先発2番手に抜てきされるも、結果を残せず
プロ3年目にしてCSは初舞台となった。それでも、登板前日の10月13日には「特に変わるところはない。リ
ラックスして臨もうと思っている」と平常心を強調していた
ヤクルト・
原樹理。実際の試合では、注意していたという初回に
坂本勇人から空振り三振を奪うなどして、上々な立ち上がりかと思われた。
しかし、2回二死から
長野久義に本塁打を浴びると、自身の歯車が狂い出す。4回にはこの回の先頭打者、
マギーにソロ本塁打、二死一塁からは亀井に2点本塁打を許してしまう。この回の被弾はいずれも初球を痛打されてのものだった。両手をヒザにつき、うなだれた原。4回4点で無念の降板となった。

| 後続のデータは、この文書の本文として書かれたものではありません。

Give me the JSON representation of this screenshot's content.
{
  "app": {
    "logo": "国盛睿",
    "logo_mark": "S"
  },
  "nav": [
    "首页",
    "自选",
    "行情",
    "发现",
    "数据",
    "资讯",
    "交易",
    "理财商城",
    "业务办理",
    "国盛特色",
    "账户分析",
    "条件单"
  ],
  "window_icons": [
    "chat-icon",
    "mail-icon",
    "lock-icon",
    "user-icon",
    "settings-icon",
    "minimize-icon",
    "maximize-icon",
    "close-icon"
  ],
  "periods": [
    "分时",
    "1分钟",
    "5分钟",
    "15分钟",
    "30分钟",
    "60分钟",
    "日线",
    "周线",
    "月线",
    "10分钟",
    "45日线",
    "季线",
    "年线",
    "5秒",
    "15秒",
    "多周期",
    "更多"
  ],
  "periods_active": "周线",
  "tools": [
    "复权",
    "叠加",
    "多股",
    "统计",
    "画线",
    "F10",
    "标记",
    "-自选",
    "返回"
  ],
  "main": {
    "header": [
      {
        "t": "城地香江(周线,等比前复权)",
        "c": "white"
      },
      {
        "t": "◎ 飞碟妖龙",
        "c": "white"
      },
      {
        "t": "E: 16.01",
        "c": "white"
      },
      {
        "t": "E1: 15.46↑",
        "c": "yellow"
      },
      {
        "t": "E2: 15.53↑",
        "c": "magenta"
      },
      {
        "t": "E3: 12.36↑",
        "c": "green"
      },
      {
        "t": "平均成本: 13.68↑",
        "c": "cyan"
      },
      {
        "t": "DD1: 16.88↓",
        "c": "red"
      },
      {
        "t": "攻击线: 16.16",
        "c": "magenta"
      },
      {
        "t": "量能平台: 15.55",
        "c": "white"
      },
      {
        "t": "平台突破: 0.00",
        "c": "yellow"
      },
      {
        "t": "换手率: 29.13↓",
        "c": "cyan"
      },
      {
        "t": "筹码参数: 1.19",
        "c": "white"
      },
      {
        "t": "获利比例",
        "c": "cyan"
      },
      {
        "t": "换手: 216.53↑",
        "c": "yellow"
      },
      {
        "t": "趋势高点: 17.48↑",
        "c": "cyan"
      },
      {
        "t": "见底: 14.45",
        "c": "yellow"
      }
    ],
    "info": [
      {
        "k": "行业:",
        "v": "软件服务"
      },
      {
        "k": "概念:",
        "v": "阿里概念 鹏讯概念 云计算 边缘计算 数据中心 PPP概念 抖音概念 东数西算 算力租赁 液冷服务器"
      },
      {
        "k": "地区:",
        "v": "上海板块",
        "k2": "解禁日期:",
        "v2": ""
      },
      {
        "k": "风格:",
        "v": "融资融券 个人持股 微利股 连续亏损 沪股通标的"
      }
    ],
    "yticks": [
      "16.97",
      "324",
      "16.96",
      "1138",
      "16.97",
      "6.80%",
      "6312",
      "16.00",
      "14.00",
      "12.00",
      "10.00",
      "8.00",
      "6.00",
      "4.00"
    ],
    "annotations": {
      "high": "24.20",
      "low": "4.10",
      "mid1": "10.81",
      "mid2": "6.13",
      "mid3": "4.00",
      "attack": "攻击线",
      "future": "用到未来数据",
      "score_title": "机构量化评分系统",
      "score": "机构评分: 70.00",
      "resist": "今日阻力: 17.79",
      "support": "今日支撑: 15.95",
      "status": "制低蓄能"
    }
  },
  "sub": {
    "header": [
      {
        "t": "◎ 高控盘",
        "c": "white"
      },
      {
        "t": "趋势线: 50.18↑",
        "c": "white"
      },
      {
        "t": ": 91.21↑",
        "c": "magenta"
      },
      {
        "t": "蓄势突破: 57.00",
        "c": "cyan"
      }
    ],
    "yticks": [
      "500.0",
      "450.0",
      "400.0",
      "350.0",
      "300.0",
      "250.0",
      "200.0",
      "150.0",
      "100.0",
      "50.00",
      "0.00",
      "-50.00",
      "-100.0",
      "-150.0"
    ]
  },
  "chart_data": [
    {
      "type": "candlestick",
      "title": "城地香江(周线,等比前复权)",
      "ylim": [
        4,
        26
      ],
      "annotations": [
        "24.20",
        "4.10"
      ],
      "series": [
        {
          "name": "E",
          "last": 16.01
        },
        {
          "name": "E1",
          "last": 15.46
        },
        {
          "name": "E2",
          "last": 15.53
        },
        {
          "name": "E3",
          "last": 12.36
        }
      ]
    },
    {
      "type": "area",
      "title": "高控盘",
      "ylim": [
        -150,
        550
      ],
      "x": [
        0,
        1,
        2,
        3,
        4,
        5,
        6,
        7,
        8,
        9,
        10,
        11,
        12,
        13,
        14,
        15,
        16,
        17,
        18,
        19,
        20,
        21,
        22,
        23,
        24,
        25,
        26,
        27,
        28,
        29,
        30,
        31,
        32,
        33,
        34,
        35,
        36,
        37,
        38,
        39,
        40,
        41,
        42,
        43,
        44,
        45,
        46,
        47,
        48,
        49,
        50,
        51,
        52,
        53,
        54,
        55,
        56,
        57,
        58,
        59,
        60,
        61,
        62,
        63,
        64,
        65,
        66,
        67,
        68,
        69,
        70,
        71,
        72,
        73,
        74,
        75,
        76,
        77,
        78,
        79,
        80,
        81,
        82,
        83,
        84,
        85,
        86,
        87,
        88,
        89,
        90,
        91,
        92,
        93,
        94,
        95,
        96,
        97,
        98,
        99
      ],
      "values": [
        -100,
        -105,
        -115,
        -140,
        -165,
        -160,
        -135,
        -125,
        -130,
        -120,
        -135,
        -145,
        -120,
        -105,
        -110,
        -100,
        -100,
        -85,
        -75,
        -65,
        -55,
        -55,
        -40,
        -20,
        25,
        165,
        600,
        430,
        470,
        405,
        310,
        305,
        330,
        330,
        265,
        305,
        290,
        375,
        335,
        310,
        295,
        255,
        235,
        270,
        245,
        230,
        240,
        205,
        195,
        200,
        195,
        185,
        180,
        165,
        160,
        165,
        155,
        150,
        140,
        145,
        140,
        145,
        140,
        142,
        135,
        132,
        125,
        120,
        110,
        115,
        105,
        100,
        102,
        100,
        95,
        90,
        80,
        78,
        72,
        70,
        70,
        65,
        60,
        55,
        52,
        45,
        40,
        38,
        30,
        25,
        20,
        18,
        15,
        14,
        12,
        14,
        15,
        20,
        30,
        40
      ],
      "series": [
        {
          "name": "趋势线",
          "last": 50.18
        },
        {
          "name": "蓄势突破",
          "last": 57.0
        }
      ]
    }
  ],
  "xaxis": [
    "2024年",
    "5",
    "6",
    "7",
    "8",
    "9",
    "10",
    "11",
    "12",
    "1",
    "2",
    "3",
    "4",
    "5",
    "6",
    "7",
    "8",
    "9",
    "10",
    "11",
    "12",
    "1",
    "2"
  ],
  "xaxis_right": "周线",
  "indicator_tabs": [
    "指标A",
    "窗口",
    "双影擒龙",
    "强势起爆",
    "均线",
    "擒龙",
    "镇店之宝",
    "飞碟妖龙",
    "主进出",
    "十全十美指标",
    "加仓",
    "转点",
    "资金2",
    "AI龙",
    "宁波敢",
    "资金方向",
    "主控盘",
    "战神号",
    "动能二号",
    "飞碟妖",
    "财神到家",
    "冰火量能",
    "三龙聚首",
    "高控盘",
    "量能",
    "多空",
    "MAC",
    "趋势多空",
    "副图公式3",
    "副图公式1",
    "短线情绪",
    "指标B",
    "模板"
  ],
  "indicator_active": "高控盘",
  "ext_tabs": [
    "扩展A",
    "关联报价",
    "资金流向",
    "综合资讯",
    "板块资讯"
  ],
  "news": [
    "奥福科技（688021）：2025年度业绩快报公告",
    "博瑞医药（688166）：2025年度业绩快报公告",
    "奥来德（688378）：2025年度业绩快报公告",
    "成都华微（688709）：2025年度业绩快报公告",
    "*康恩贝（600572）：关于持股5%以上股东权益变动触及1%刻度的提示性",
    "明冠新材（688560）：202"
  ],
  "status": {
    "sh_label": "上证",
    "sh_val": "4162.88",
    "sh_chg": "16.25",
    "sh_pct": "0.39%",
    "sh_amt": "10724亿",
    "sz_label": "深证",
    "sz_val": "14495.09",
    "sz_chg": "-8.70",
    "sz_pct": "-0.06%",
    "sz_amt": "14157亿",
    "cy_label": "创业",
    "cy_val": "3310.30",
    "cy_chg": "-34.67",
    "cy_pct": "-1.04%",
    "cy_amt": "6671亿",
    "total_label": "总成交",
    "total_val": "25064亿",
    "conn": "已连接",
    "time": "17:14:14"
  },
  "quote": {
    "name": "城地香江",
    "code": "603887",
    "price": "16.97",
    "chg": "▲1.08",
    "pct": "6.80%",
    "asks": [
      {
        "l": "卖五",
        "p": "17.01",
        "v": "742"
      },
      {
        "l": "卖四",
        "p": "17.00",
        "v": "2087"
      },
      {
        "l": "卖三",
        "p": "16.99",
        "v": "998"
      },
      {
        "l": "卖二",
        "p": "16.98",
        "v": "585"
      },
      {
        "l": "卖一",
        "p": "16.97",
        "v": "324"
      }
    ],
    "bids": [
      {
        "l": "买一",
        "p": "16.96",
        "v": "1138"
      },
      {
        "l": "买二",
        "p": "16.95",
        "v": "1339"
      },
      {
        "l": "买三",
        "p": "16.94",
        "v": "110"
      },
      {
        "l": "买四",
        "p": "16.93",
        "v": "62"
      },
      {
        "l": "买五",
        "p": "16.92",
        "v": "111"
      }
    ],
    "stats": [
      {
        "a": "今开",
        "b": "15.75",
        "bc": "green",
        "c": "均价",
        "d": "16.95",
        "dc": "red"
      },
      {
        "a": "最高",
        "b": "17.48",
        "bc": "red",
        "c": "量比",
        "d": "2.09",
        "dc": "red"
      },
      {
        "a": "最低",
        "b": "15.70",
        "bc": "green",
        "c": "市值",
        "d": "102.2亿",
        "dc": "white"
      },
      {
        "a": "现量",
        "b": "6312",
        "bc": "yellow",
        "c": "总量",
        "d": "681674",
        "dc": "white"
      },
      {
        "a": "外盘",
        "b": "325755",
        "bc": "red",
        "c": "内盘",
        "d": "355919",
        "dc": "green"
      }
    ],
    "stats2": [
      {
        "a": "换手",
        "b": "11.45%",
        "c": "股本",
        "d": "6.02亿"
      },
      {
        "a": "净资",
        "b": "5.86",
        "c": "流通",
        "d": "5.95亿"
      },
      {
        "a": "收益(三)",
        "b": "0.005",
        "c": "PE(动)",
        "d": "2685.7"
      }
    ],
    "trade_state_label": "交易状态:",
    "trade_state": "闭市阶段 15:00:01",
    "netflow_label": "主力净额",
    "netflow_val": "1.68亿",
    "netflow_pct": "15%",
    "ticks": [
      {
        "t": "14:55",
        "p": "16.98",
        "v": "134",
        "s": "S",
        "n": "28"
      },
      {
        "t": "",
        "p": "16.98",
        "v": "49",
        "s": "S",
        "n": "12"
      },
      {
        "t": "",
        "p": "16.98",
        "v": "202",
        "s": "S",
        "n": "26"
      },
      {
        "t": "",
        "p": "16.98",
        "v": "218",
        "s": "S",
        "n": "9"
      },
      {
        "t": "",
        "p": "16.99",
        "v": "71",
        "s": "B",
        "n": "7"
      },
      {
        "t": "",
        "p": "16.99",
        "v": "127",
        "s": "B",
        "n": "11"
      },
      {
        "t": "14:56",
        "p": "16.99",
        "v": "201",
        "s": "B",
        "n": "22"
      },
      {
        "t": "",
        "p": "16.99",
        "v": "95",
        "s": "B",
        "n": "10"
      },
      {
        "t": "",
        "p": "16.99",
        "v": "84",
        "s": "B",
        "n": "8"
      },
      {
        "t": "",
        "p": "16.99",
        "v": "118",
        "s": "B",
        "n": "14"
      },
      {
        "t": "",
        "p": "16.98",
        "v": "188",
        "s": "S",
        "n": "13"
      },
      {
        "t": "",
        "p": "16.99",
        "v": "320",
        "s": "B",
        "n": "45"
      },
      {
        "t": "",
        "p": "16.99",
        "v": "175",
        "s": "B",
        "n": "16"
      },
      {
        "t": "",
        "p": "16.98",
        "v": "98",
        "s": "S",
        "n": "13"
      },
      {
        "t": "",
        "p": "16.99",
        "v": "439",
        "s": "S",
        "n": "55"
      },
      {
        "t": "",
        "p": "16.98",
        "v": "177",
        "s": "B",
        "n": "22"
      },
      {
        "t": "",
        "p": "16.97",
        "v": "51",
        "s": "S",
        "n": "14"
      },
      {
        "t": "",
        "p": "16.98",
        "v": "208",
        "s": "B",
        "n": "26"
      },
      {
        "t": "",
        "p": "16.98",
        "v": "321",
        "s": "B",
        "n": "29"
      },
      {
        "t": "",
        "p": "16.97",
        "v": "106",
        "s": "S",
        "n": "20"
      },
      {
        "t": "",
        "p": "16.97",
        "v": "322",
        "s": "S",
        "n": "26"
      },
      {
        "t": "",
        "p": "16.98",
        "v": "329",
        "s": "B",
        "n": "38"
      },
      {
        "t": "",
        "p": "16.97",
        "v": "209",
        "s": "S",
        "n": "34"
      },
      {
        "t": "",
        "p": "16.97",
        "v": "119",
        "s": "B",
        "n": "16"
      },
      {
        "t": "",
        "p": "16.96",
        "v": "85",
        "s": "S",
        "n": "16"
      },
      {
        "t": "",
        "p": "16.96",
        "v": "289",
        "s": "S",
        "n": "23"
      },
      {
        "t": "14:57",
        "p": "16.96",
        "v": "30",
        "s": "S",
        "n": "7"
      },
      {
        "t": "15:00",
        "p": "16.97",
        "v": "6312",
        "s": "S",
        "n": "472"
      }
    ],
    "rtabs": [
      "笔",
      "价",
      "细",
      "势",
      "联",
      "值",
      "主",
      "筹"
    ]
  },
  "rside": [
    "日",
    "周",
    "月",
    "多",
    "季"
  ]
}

今季は開幕5連敗という波乱のスタート。それでも中継ぎに配置転換され、徐々に調子を取り戻していく。7月半ばに先発復帰を果たすと、8月以降は5勝2敗と上り調子の中で迎えたCSファーストステージだった。しかし、想像以上に厳しい舞台となってしまう。シーズン中には自身初の完封勝利を挙げるなど、
巨人は決して苦手な相手ではなかったはずだが……。
これとは対照的に、巨人の先発・
菅野智之は113球でCS史上初のノーヒットノーランを達成。同時に2位・ヤクルトの敗退が決まった。燕のエースを目指すならば、菅野のようにここ一番で実力を発揮できるようになる必要がある。0対4という数字以上に、相手エースとの実力差を痛感したはず。この貴重な経験を、来季以降のピッチングに生かせるか。